Editing Precision Thermocouple Based Temperature Measurement System (section)

== 1. Introduction ==

Temperature sensing is a fundamental requirement across a wide range of scientific and engineering applications, and the Seebeck effect offers a direct physical mechanism for transducing a thermal gradient into a measurable electrical signal. This project assembles and validates a thermoelectric sensor system comprising a sintered ZnO pellet as the active sensing element, a controlled thermal stage, and a Keysight B2901A Source Measure Unit for voltage acquisition capable of resolving the microvolt-level signals that arise from an applied temperature difference across a semiconductor material.

This study investigates the thermoelectric response of an undoped zinc oxide (ZnO) pellet through direct measurement of its Seebeck coefficient under controlled thermal gradients. The Seebeck effect refers to the generation of an electrical potential when a material is subjected to a temperature difference, and it provides a direct means of probing charge transport behaviour in semiconductors.In materials such as ZnO, the thermoelectric response is strongly influenced by intrinsic defects, grain boundaries, and carrier concentration. These features make ZnO a well-suited and instructive material for studying how microstructure affects thermoelectric transport at room temperature — a regime that remains comparatively underexplored relative to the high-temperature measurements that dominate the existing literature.

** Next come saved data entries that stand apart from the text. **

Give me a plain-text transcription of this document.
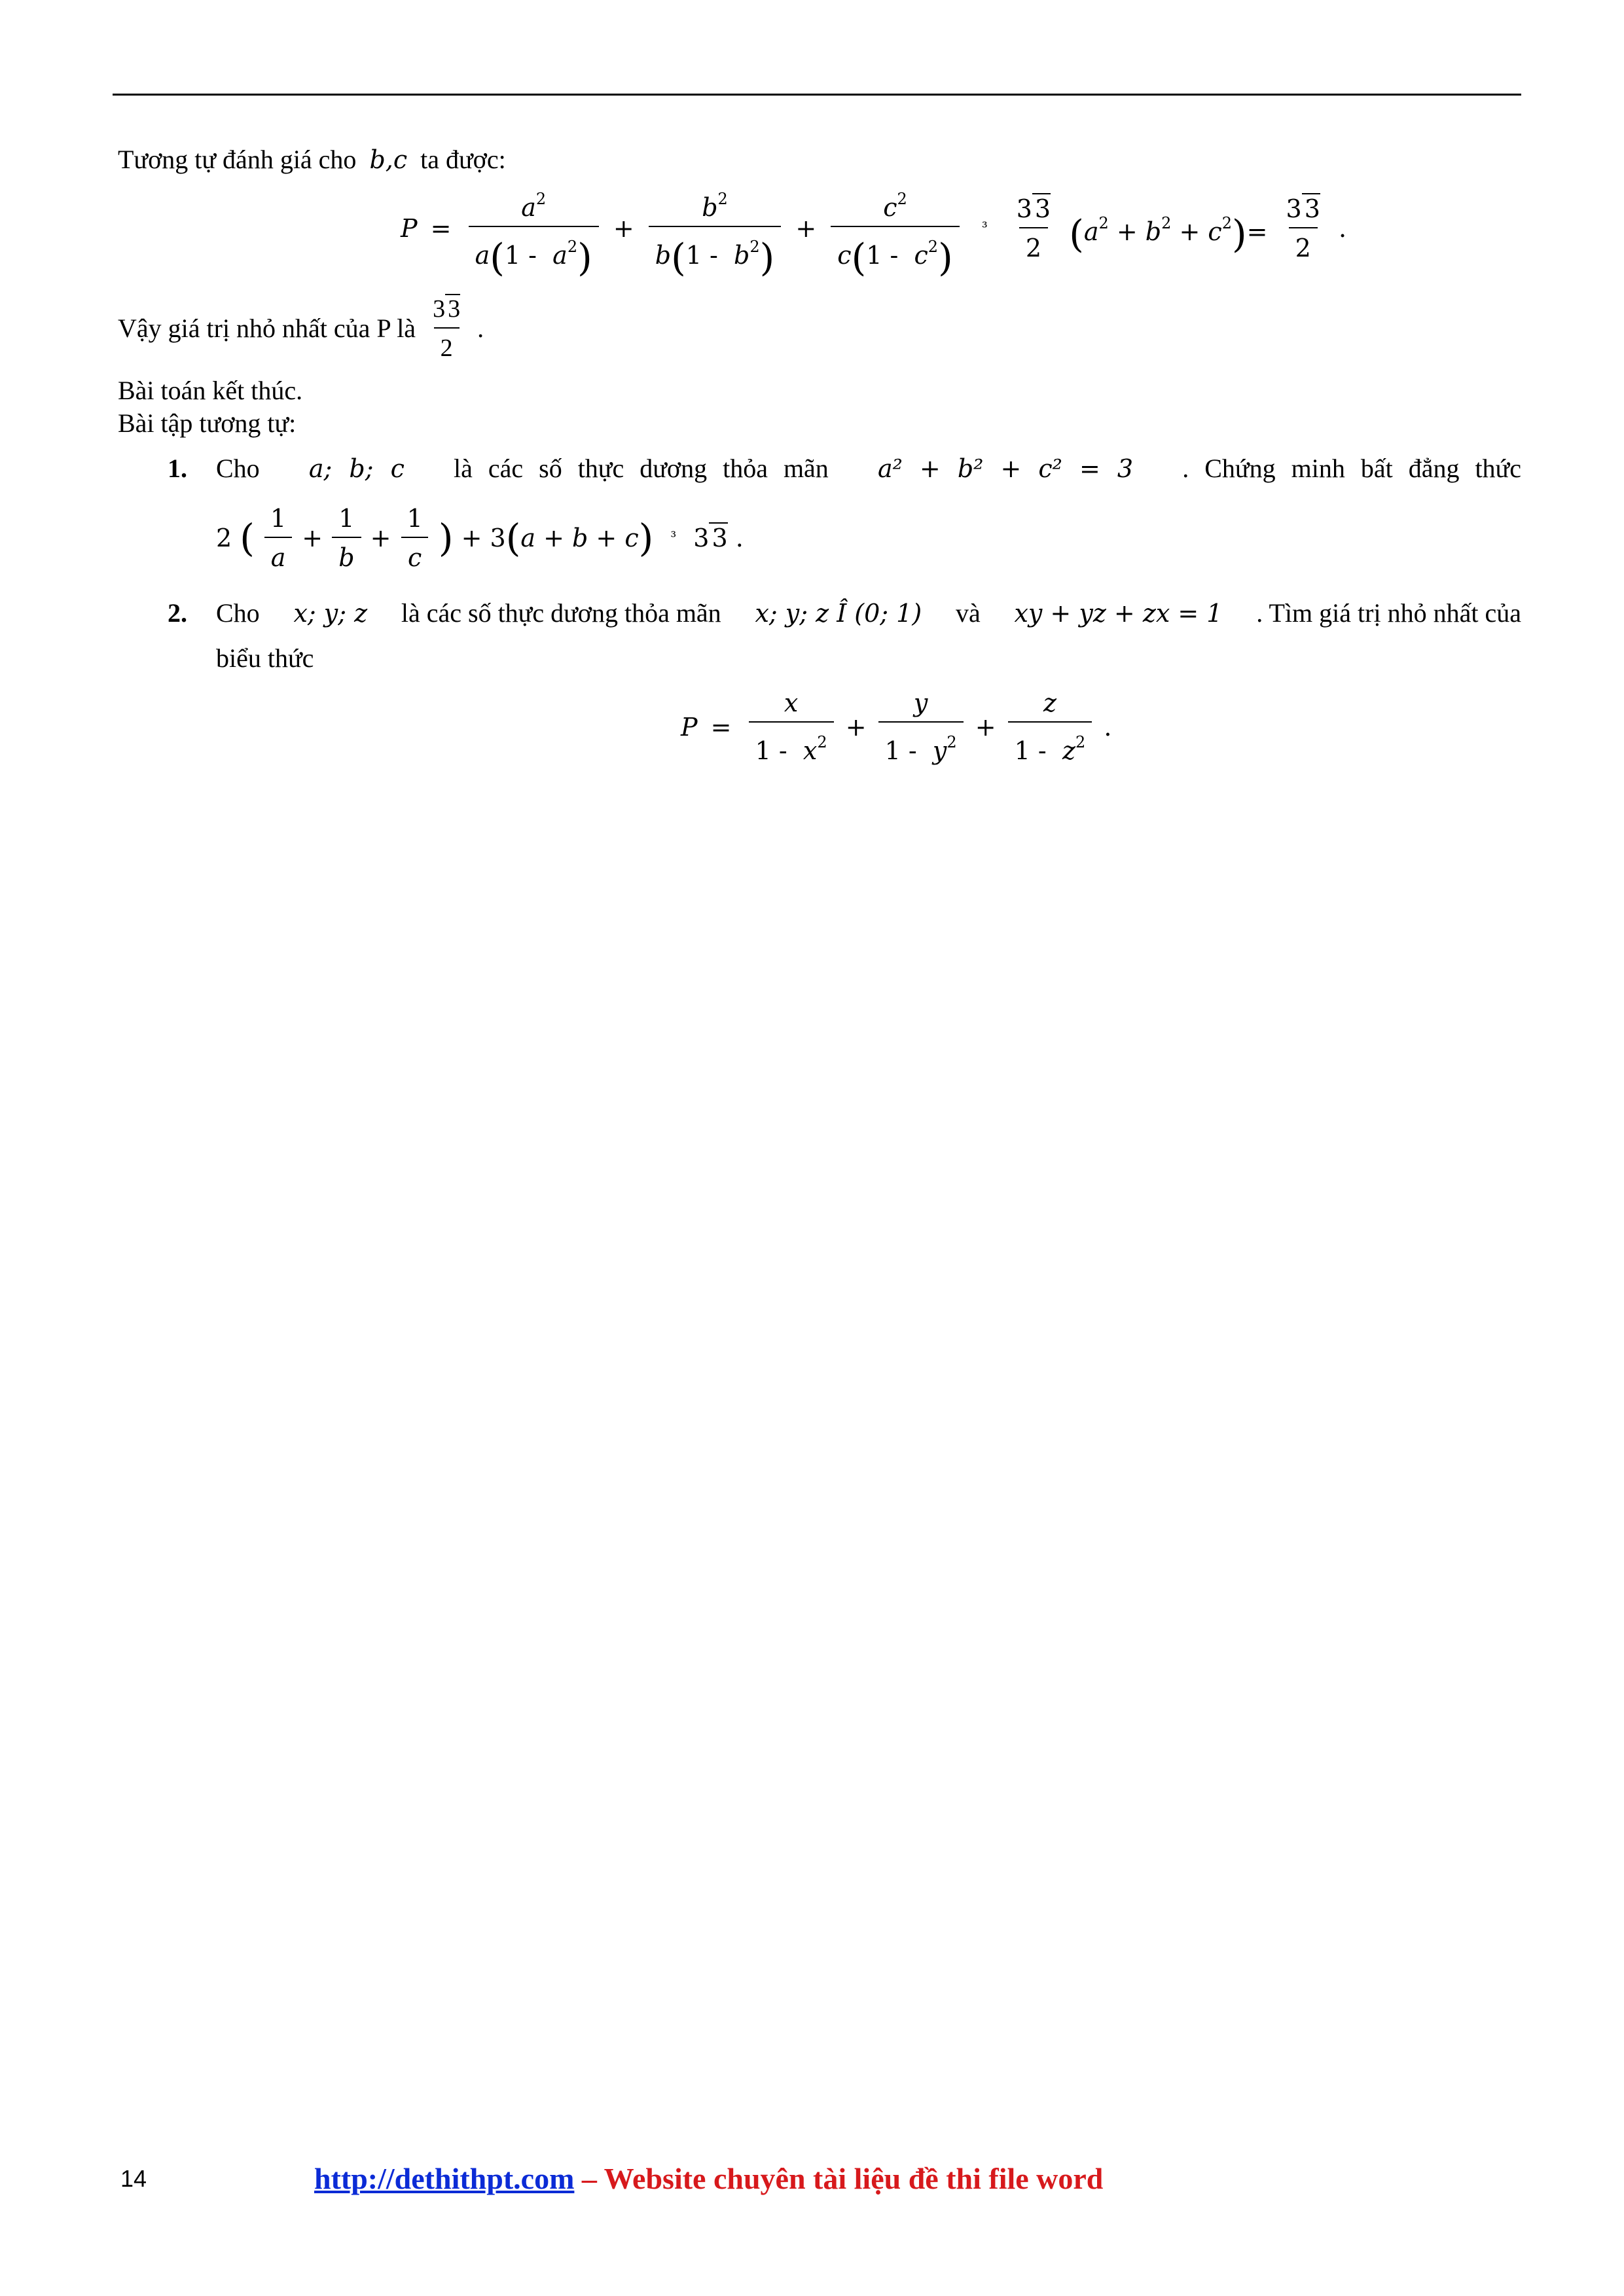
Tương tự đánh giá cho b,c ta được:
$P = \frac{a^2}{a(1 - a^2)} + \frac{b^2}{b(1 - b^2)} + \frac{c^2}{c(1 - c^2)} ^3 \frac{3 3}{2} (a^2 + b^2 + c^2)= \frac{3 3}{2}$ .
Vậy giá trị nhỏ nhất của P là $\frac{3 3}{2}$ .
Bài toán kết thúc.
Bài tập tương tự:
1. Cho a; b; c là các số thực dương thỏa mãn a² + b² + c² = 3 . Chứng minh bất đẳng thức
2 ( $\frac{1}{a} + \frac{1}{b} + \frac{1}{c}$ ) + 3(a + b + c) ³ 3 3 .
2. Cho x; y; z là các số thực dương thỏa mãn x; y; z Î (0; 1) và xy + yz + zx = 1 . Tìm giá trị nhỏ nhất của
biểu thức
$P = \frac{x}{1 - x^2} + \frac{y}{1 - y^2} + \frac{z}{1 - z^2}$ .
14	http://dethithpt.com – Website chuyên tài liệu đề thi file word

The aim of this work is to determine the Seebeck coefficient of a sintered ZnO pellet using a Keysight B2901A Source Measure Unit operated as a nanovoltmeter, under open-circuit two-probe conditions. The study further examines the linearity and reproducibility of the thermoelectric response across four independent measurement runs, with particular attention to microvolt-level signal detection, uncertainties in thermal gradient measurement, and the identification of a reliable operating window. From a sensing standpoint, this linear regime represents a stable transfer function between the applied thermal gradient and the electrical output to be a thermoelectric sensor.